AI shifts the discussion from fabrication and chemistry to interpretation. Raw pixels, gradients, and shadow artifacts once considered “noise” are now analytical substrates. Computer vision routines decode lateral-flow zones, distance bars, and dual-color fluorescence, reconstructing concentration profiles even when reagent coverage is incomplete [8,25,149,150]. Machine learning has begun to influence design itself; hydrophobic barrier width, solvent tolerance, and electrode geometry can be optimized algorithmically, shortening prototyping cycles and revealing fabrication parameters invisible to intuition [147]. In complex biofluids, AI classifiers discern spectral changes linked to peptides, antibiotics, or glucose anomers, reducing reliance on lab-based reference assays [14,25,155,157]. Neural architectures trained on tactile signatures interpret pressure pads, breathing traces, or sweat flux on wearable μPADs, quietly translating physiological rhythms into metrics that no human observer could extract reliably [152]. AI refines data interpretation, but intrinsic physical uncertainty remains. Algorithms trained to offset illumination changes, fabrication variability, or matrix interference presuppose that such disturbances stay within a stable statistical domain. When material behavior drifts beyond this boundary—owing to aging, humidity fluctuations, or previously unencountered samples—predictive robustness deteriorates rapidly [21,160]. Progress in μPADs therefore depends on synchronizing algorithmic compensation with material stabilization, rather than positioning AI as an all-encompassing corrective solution. The next generation of devices may embed model inference on edge sensors, moving beyond smartphone readouts and toward μPADs that reason about context, uncertainty, and historical variability in real time [148].

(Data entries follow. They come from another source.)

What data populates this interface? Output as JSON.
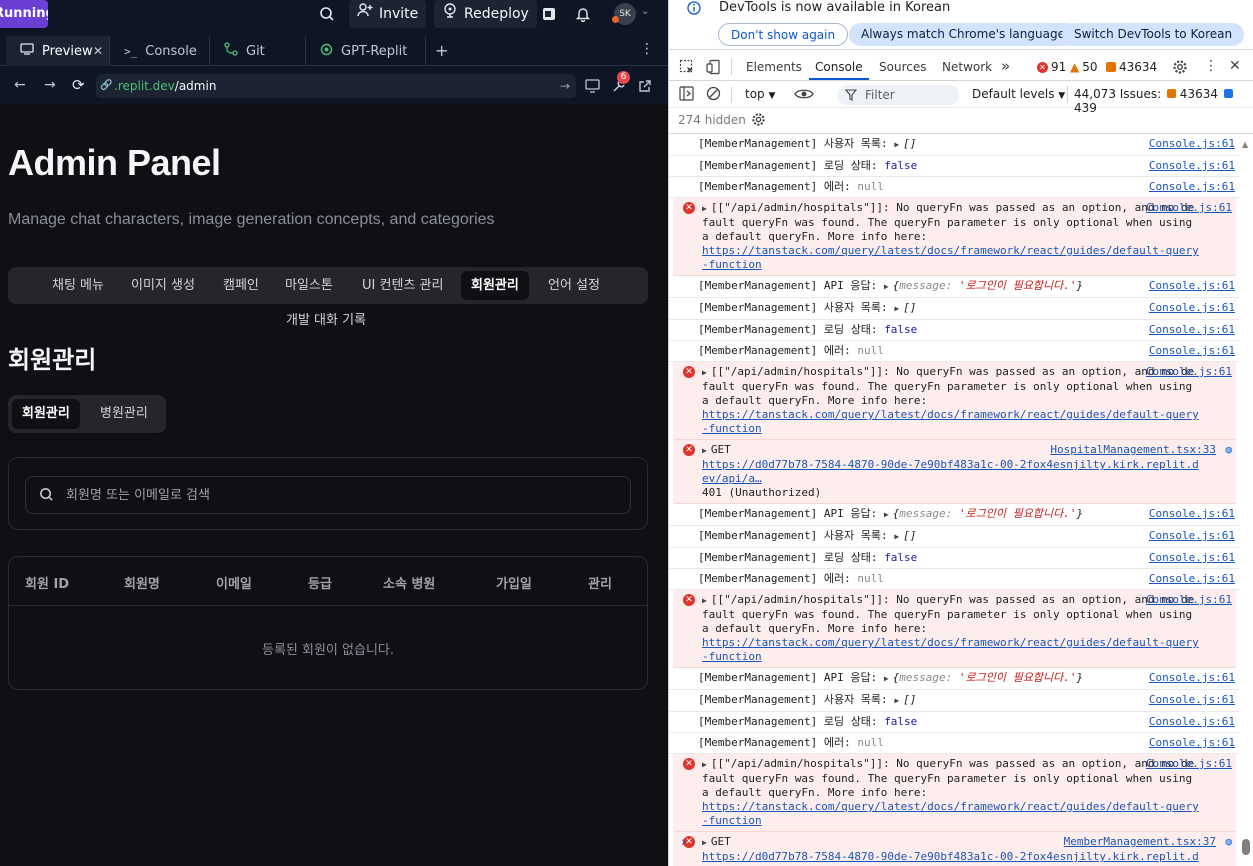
{
  "replit": {
    "running_label": "Running",
    "invite_label": "Invite",
    "redeploy_label": "Redeploy",
    "avatar_initials": "SK",
    "tabs": [
      {
        "label": "Preview"
      },
      {
        "label": "Console"
      },
      {
        "label": "Git"
      },
      {
        "label": "GPT-Replit"
      }
    ],
    "url_domain": ".replit.dev",
    "url_path": "/admin",
    "badge_count": "6"
  },
  "page": {
    "title": "Admin Panel",
    "subtitle": "Manage chat characters, image generation concepts, and categories",
    "nav_tabs": [
      "채팅 메뉴",
      "이미지 생성",
      "캠페인",
      "마일스톤",
      "UI 컨텐츠 관리",
      "회원관리",
      "언어 설정"
    ],
    "nav_tab_extra": "개발 대화 기록",
    "active_nav_tab": "회원관리",
    "section_title": "회원관리",
    "sub_tabs": [
      "회원관리",
      "병원관리"
    ],
    "search_placeholder": "회원명 또는 이메일로 검색",
    "table_headers": [
      "회원 ID",
      "회원명",
      "이메일",
      "등급",
      "소속 병원",
      "가입일",
      "관리"
    ],
    "table_empty": "등록된 회원이 없습니다."
  },
  "devtools": {
    "info_text": "DevTools is now available in Korean",
    "btn_dont_show": "Don't show again",
    "btn_match": "Always match Chrome's language",
    "btn_switch": "Switch DevTools to Korean",
    "tabs": [
      "Elements",
      "Console",
      "Sources",
      "Network"
    ],
    "error_count": "91",
    "warning_count": "50",
    "issue_count": "43634",
    "context": "top",
    "filter_placeholder": "Filter",
    "levels": "Default levels",
    "issues_label": "44,073 Issues:",
    "issues_warn": "43634",
    "issues_info": "439",
    "hidden": "274 hidden",
    "log_users": "[MemberManagement] 사용자 목록:",
    "log_users_val": "[]",
    "log_loading": "[MemberManagement] 로딩 상태:",
    "log_loading_val": "false",
    "log_error": "[MemberManagement] 에러:",
    "log_error_val": "null",
    "log_api": "[MemberManagement] API 응답:",
    "log_api_prop": "message:",
    "log_api_val": "'로그인이 필요합니다.'",
    "source_console": "Console.js:61",
    "error_queryfn": "[[\"/api/admin/hospitals\"]]: No queryFn was passed as an option, and no default queryFn was found. The queryFn parameter is only optional when using a default queryFn. More info here:",
    "error_link": "https://tanstack.com/query/latest/docs/framework/react/guides/default-query-function",
    "get_label": "GET",
    "get_url": "https://d0d77b78-7584-4870-90de-7e90bf483a1c-00-2fox4esnjilty.kirk.replit.dev/api/a…",
    "get_status": "401 (Unauthorized)",
    "source_hospital": "HospitalManagement.tsx:33",
    "source_member": "MemberManagement.tsx:37",
    "prompt": "›"
  }
}
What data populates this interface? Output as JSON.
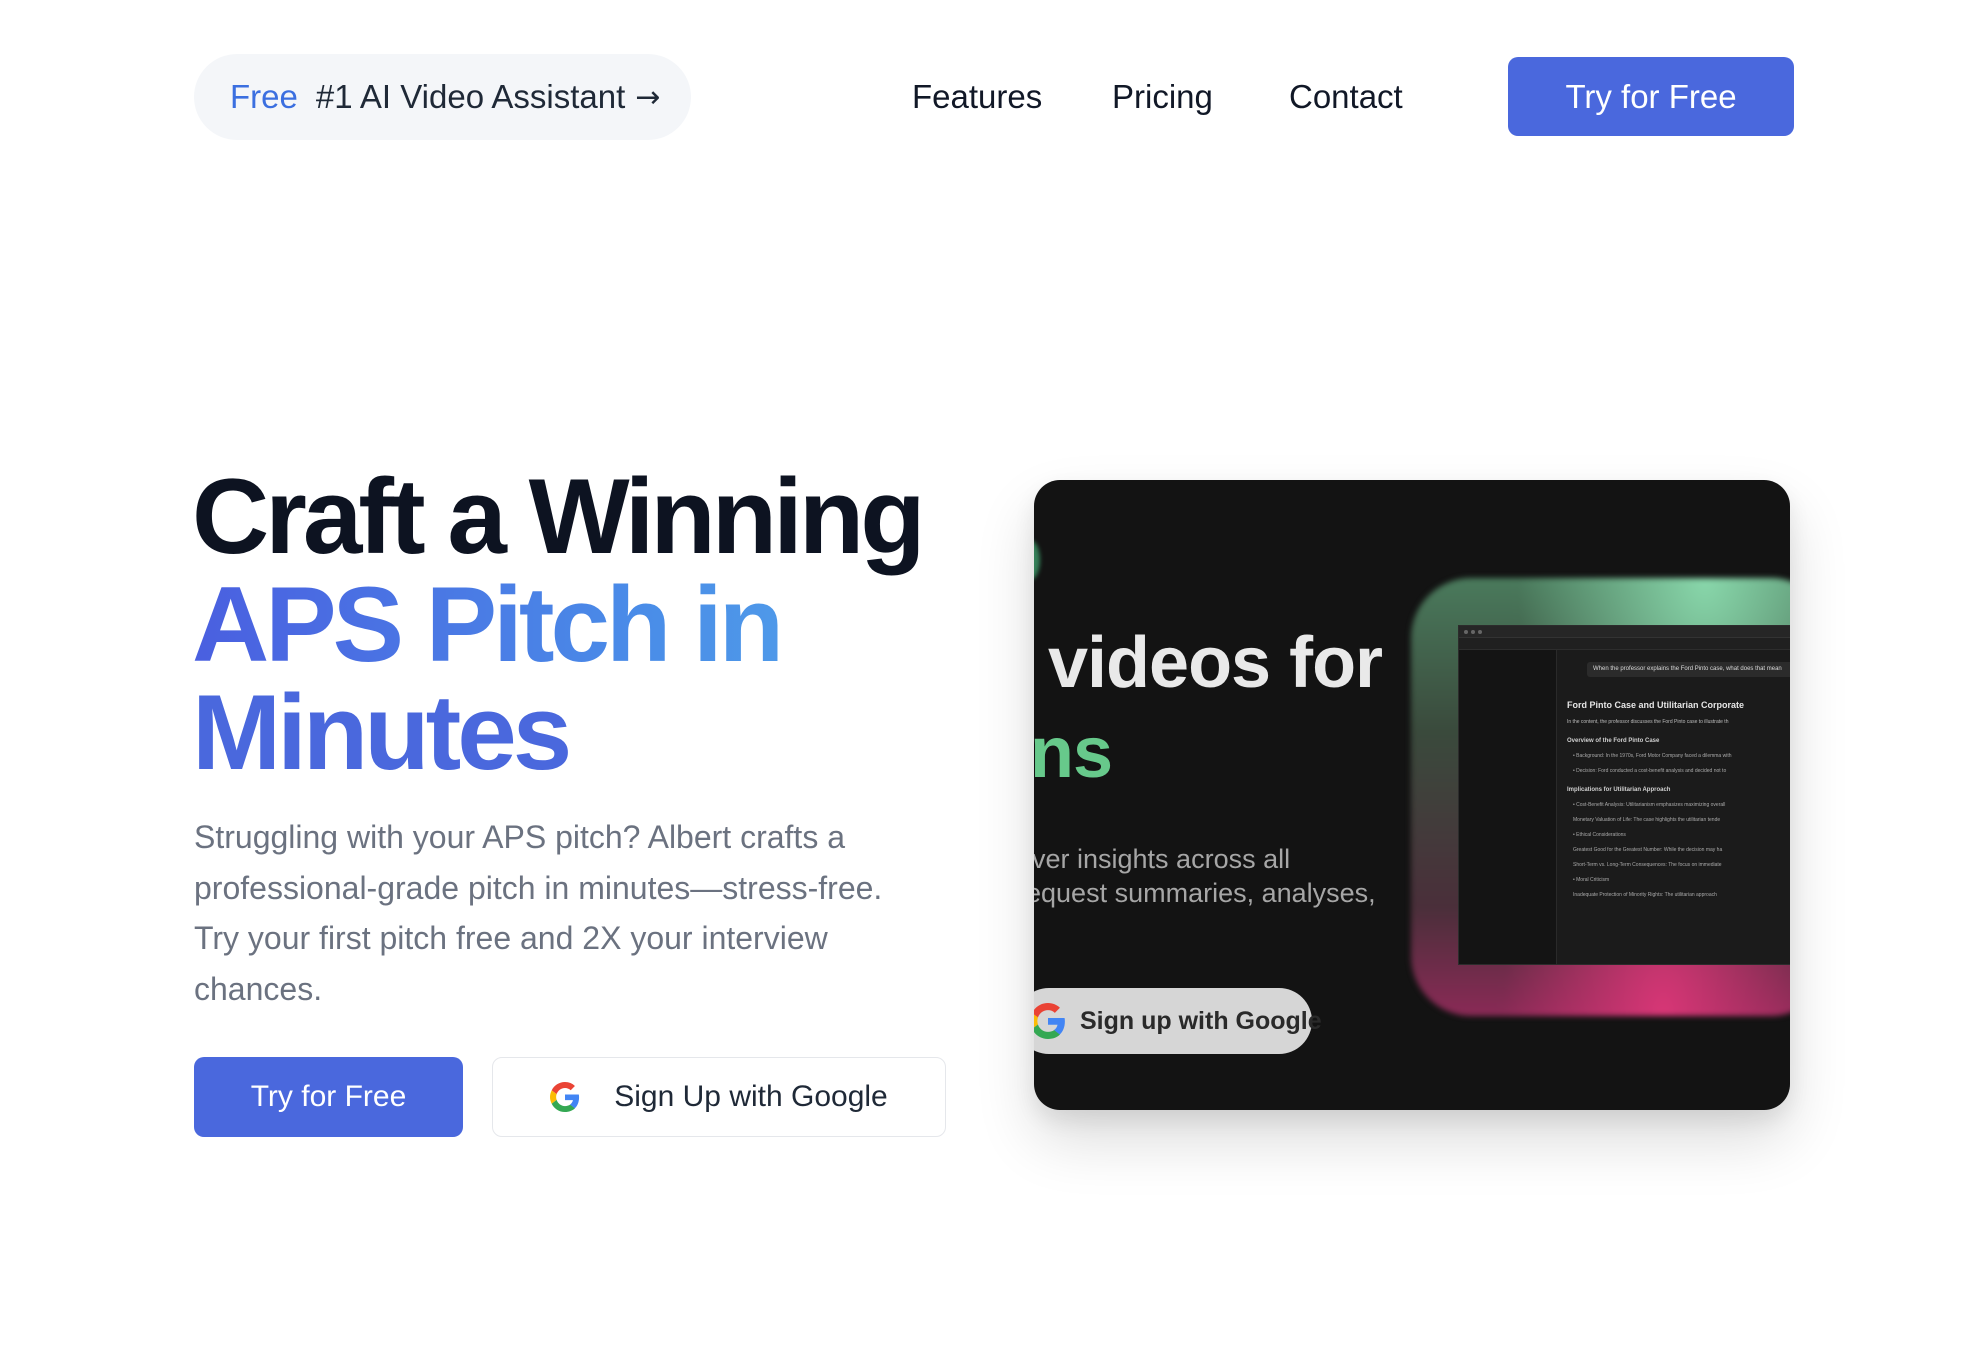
{
  "header": {
    "announcement": {
      "badge": "Free",
      "text": "#1 AI Video Assistant",
      "arrow": "→"
    },
    "nav": [
      {
        "label": "Features"
      },
      {
        "label": "Pricing"
      },
      {
        "label": "Contact"
      }
    ],
    "cta_label": "Try for Free"
  },
  "hero": {
    "title_line1": "Craft a Winning",
    "title_line2": "APS Pitch in",
    "title_line3": "Minutes",
    "subtitle": "Struggling with your APS pitch? Albert crafts a professional-grade pitch in minutes—stress-free. Try your first pitch free and 2X your interview chances.",
    "cta_label": "Try for Free",
    "google_label": "Sign Up with Google"
  },
  "video_preview": {
    "headline": "videos for",
    "headline_accent": "ns",
    "body_line1": "iver insights across all",
    "body_line2": "equest summaries, analyses,",
    "pill_label": "Sign up with Google",
    "app": {
      "question": "When the professor explains the Ford Pinto case, what does that mean",
      "heading": "Ford Pinto Case and Utilitarian Corporate",
      "intro": "In the content, the professor discusses the Ford Pinto case to illustrate th",
      "section1": "Overview of the Ford Pinto Case",
      "item1": "• Background: In the 1970s, Ford Motor Company faced a dilemma with",
      "item2": "• Decision: Ford conducted a cost-benefit analysis and decided not to",
      "section2": "Implications for Utilitarian Approach",
      "item3": "• Cost-Benefit Analysis: Utilitarianism emphasizes maximizing overall",
      "item4": "Monetary Valuation of Life: The case highlights the utilitarian tende",
      "item5": "• Ethical Considerations",
      "item6": "Greatest Good for the Greatest Number: While the decision may ha",
      "item7": "Short-Term vs. Long-Term Consequences: The focus on immediate",
      "item8": "• Moral Criticism",
      "item9": "Inadequate Protection of Minority Rights: The utilitarian approach"
    }
  },
  "colors": {
    "primary": "#4a68dd",
    "accent_blue": "#3b6fe0",
    "heading_dark": "#0d1321",
    "subtitle_gray": "#6b7280",
    "video_bg": "#131313",
    "video_green": "#67c98b"
  }
}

Collectively, these challenges indicate that μPAD progress is constrained less by missing functionalities than by unresolved couplings between material behavior, signal generation, and interpretive models under realistic conditions. μPADs transform cellulose into an analytical landscape where capillary flow, patterned barriers, and embedded electrodes collaborate to stabilize reactions at microliter scales. Detection expands from color shifts to hybrid electrochemical–optical readouts that stay coherent in blood, oils, and polluted water. Signals drawn from paper devices become most persuasive when confronted with unruly samples: electrolytes shifting in serum, pesticide traces on leaf surfaces, metals dissolved in runoff, or adulterants lurking in foods. Cellulose fibers decide how those encounters unfold, sometimes slowing absorption, sometimes sharpening reaction fronts. Channel design has drifted from waxed outlines to laser trenches and printed reliefs that endure humidity. Optical and electrochemical readouts seldom compete; they lean on each other during fieldwork. AI gradually enters this ecosystem, refining gradients, interpreting faint color fields, and guiding device geometry, allowing disposable paper platforms to approach the confidence of laboratory instruments.